Don’t use that flexible hose you will regret it if you do.
Nice work it’s getting closer. I know it’s late comment but why not hard mount intake vents where they are now and place foam on top of flange so when you open and close the the body will rest on vent and just clean hole on body up
I have watched all of your videos, great job.
Thanks Wayne. I’m glad you’re enjoying the journey!
Could you not bond the ducts to the clam? Leave them mounted on the intake system, and have a rubber seal on the flange that then pushes up on the clam. Will make opening and closing easier.
Thanks for another great video, Happy Thanksgiving to you and yours. Still in Maine until next Saturday, Jet Blue wouldn’t take my boxes on an any international travel.
Happy thanksgiving man get build .
Thanks Blake. Happy Turkey Day to you too! 🦃
The way you described it. I think it would be a nightmare trying to open and close the clam shell. Make some mounting brackets so the intake tubes are more ridgid and try to bond something 3D printed or fiberglass to the underside of the shell to seal up with the intakes.
Hmmm…interesting idea. I’ll noodle on this. It would certainly reduce any potential ‘binding’ of the clam when open and closing. Thanks for the idea!
@@DanDulac I think this suggestion is a big practicality point, but one other thing it might help with is smooth airflow. NACA duct into a flexy tube seems like a waste versus a well-made rigid elbow; maybe the difference wouldn't be enough to matter, but a few percents count sometimes. Either way, I have to say the NACA ducts and the overall cold air setup look absolutely top-notch.

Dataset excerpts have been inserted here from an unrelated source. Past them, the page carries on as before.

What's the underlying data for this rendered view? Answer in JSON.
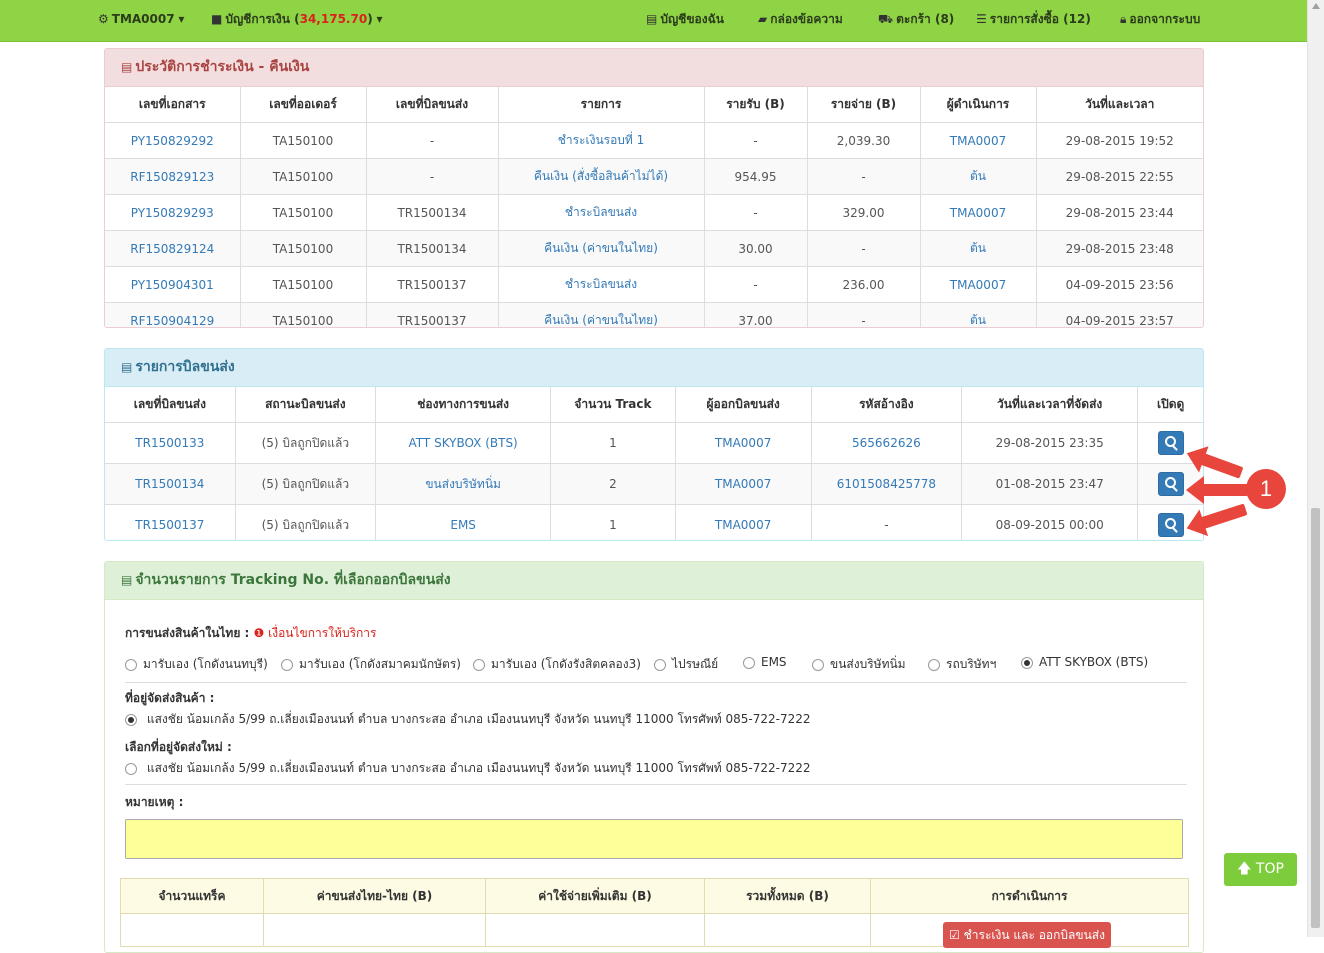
{
  "nav": {
    "user": "TMA0007",
    "account_label": "บัญชีการเงิน (",
    "account_balance": "34,175.70",
    "account_close": ")",
    "my_account": "บัญชีของฉัน",
    "messages": "กล่องข้อความ",
    "cart": "ตะกร้า (8)",
    "orders": "รายการสั่งซื้อ (12)",
    "logout": "ออกจากระบบ"
  },
  "payments": {
    "title": "ประวัติการชำระเงิน - คืนเงิน",
    "headers": [
      "เลขที่เอกสาร",
      "เลขที่ออเดอร์",
      "เลขที่บิลขนส่ง",
      "รายการ",
      "รายรับ (B)",
      "รายจ่าย (B)",
      "ผู้ดำเนินการ",
      "วันที่และเวลา"
    ],
    "rows": [
      {
        "doc": "PY150829292",
        "order": "TA150100",
        "bill": "-",
        "item": "ชำระเงินรอบที่ 1",
        "income": "-",
        "expense": "2,039.30",
        "operator": "TMA0007",
        "datetime": "29-08-2015 19:52"
      },
      {
        "doc": "RF150829123",
        "order": "TA150100",
        "bill": "-",
        "item": "คืนเงิน (สั่งซื้อสินค้าไม่ได้)",
        "income": "954.95",
        "expense": "-",
        "operator": "ต้น",
        "datetime": "29-08-2015 22:55"
      },
      {
        "doc": "PY150829293",
        "order": "TA150100",
        "bill": "TR1500134",
        "item": "ชำระบิลขนส่ง",
        "income": "-",
        "expense": "329.00",
        "operator": "TMA0007",
        "datetime": "29-08-2015 23:44"
      },
      {
        "doc": "RF150829124",
        "order": "TA150100",
        "bill": "TR1500134",
        "item": "คืนเงิน (ค่าขนในไทย)",
        "income": "30.00",
        "expense": "-",
        "operator": "ต้น",
        "datetime": "29-08-2015 23:48"
      },
      {
        "doc": "PY150904301",
        "order": "TA150100",
        "bill": "TR1500137",
        "item": "ชำระบิลขนส่ง",
        "income": "-",
        "expense": "236.00",
        "operator": "TMA0007",
        "datetime": "04-09-2015 23:56"
      },
      {
        "doc": "RF150904129",
        "order": "TA150100",
        "bill": "TR1500137",
        "item": "คืนเงิน (ค่าขนในไทย)",
        "income": "37.00",
        "expense": "-",
        "operator": "ต้น",
        "datetime": "04-09-2015 23:57"
      }
    ]
  },
  "bills": {
    "title": "รายการบิลขนส่ง",
    "headers": [
      "เลขที่บิลขนส่ง",
      "สถานะบิลขนส่ง",
      "ช่องทางการขนส่ง",
      "จำนวน Track",
      "ผู้ออกบิลขนส่ง",
      "รหัสอ้างอิง",
      "วันที่และเวลาที่จัดส่ง",
      "เปิดดู"
    ],
    "rows": [
      {
        "bill": "TR1500133",
        "status": "(5) บิลถูกปิดแล้ว",
        "channel": "ATT SKYBOX (BTS)",
        "tracks": "1",
        "issuer": "TMA0007",
        "ref": "565662626",
        "datetime": "29-08-2015 23:35"
      },
      {
        "bill": "TR1500134",
        "status": "(5) บิลถูกปิดแล้ว",
        "channel": "ขนส่งบริษัทนิ่ม",
        "tracks": "2",
        "issuer": "TMA0007",
        "ref": "6101508425778",
        "datetime": "01-08-2015 23:47"
      },
      {
        "bill": "TR1500137",
        "status": "(5) บิลถูกปิดแล้ว",
        "channel": "EMS",
        "tracks": "1",
        "issuer": "TMA0007",
        "ref": "-",
        "datetime": "08-09-2015 00:00"
      }
    ],
    "annotation": "1"
  },
  "tracking": {
    "title": "จำนวนรายการ Tracking No. ที่เลือกออกบิลขนส่ง",
    "shipping_label": "การขนส่งสินค้าในไทย :",
    "terms_link": "เงื่อนไขการให้บริการ",
    "options": [
      "มารับเอง (โกดังนนทบุรี)",
      "มารับเอง (โกดังสมาคมนักษัตร)",
      "มารับเอง (โกดังรังสิตคลอง3)",
      "ไปรษณีย์",
      "EMS",
      "ขนส่งบริษัทนิ่ม",
      "รถบริษัทฯ",
      "ATT SKYBOX (BTS)"
    ],
    "selected_option": "ATT SKYBOX (BTS)",
    "address_label": "ที่อยู่จัดส่งสินค้า :",
    "address": "แสงชัย น้อมเกล้ง    5/99 ถ.เลี่ยงเมืองนนท์   ตำบล บางกระสอ   อำเภอ เมืองนนทบุรี   จังหวัด นนทบุรี    11000    โทรศัพท์ 085-722-7222",
    "new_address_label": "เลือกที่อยู่จัดส่งใหม่ :",
    "new_address": "แสงชัย น้อมเกล้ง    5/99 ถ.เลี่ยงเมืองนนท์   ตำบล บางกระสอ   อำเภอ เมืองนนทบุรี   จังหวัด นนทบุรี    11000    โทรศัพท์ 085-722-7222",
    "remark_label": "หมายเหตุ :",
    "summary_headers": [
      "จำนวนแทร็ค",
      "ค่าขนส่งไทย-ไทย (B)",
      "ค่าใช้จ่ายเพิ่มเติม (B)",
      "รวมทั้งหมด (B)",
      "การดำเนินการ"
    ],
    "pay_button": "ชำระเงิน และ ออกบิลขนส่ง"
  },
  "top_button": "TOP",
  "colors": {
    "topbar": "#8fd444",
    "link": "#337ab7",
    "negative": "#d9231d",
    "annotation": "#e8453c"
  }
}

@@jamespray I think I’m going to try this idea. If it doesn’t work, I can always bond the ducts to the clam as plan-B (harder to do it the other way round). That settles it. 👍
@@DanDulac Very true! With a one-off project and big, hard-to-replace parts, "reversibility" is a smart consideration when exploring potential solutions. Can't wait to see how it pans out! There's got to be examples out there to reference off, too -- you can't be the first guy trying to solve "intake in a removable panel". Turboprop cowlings on aircraft often have multiple intakes along these lines...
@@DanDulac as other have already suggested this same solution, I'll just echo their thoughts, because having to reconnect hoses each time you open the clam is going to drive you bonkers. Everyone and their brother is going to want you to lift the clam every time they see the car, and having a simple close procedure is going to save you grey hairs! :)

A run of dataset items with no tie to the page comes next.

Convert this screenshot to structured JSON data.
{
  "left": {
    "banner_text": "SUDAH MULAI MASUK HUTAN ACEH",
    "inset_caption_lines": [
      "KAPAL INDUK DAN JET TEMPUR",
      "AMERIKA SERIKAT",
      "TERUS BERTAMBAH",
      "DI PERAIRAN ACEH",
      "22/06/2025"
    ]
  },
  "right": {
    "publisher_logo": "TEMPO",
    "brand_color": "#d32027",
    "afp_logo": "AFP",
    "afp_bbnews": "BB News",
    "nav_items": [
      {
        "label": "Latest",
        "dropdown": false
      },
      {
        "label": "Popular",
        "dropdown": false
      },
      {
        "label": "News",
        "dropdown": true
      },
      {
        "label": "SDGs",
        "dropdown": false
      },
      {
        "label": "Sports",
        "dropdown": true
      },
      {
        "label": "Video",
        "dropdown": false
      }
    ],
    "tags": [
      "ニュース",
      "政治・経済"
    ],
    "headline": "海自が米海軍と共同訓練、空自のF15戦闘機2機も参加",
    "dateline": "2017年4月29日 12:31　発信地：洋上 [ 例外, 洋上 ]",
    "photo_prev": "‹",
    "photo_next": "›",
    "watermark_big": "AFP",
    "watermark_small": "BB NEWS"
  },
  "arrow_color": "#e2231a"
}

Dan, amazing work. Do you have a link for the wing end plates? I may want to use them.
I picked mine up here: www.evasivemotorsports.com/store/product/voltex-carbon-end-plates/ A few other vendors offer them too…
Just awesome dan 😎
I hope your roads are better maintained in NH than here in central Maine. It would not last long on our roads.
@Dan Dulac Soldering the ring lugs to the cable like that is definitely not optimal, and can lead to fatigue and breakage.
Get yourself a hydraulic crimper. They’re like $40 and a much better result
HI Dan, sick set up! (im taking notes)....for the CAI how did u compute for air volume< im no the fence of doing sealed ones like the ones you have but i dont have enough info with regards to what is needed per hp/engine size. thanks again
Hi Kontra…the diameter of the OEM throttle bodies is 3.5-inches. My custom intake track will be the same 3.5” all the way to the NACA ducts; but the ducts are 3” opening. However, I believe the high pressure zone created by the NACA duct will actually improve airflow over OEM setup. Hope those helps!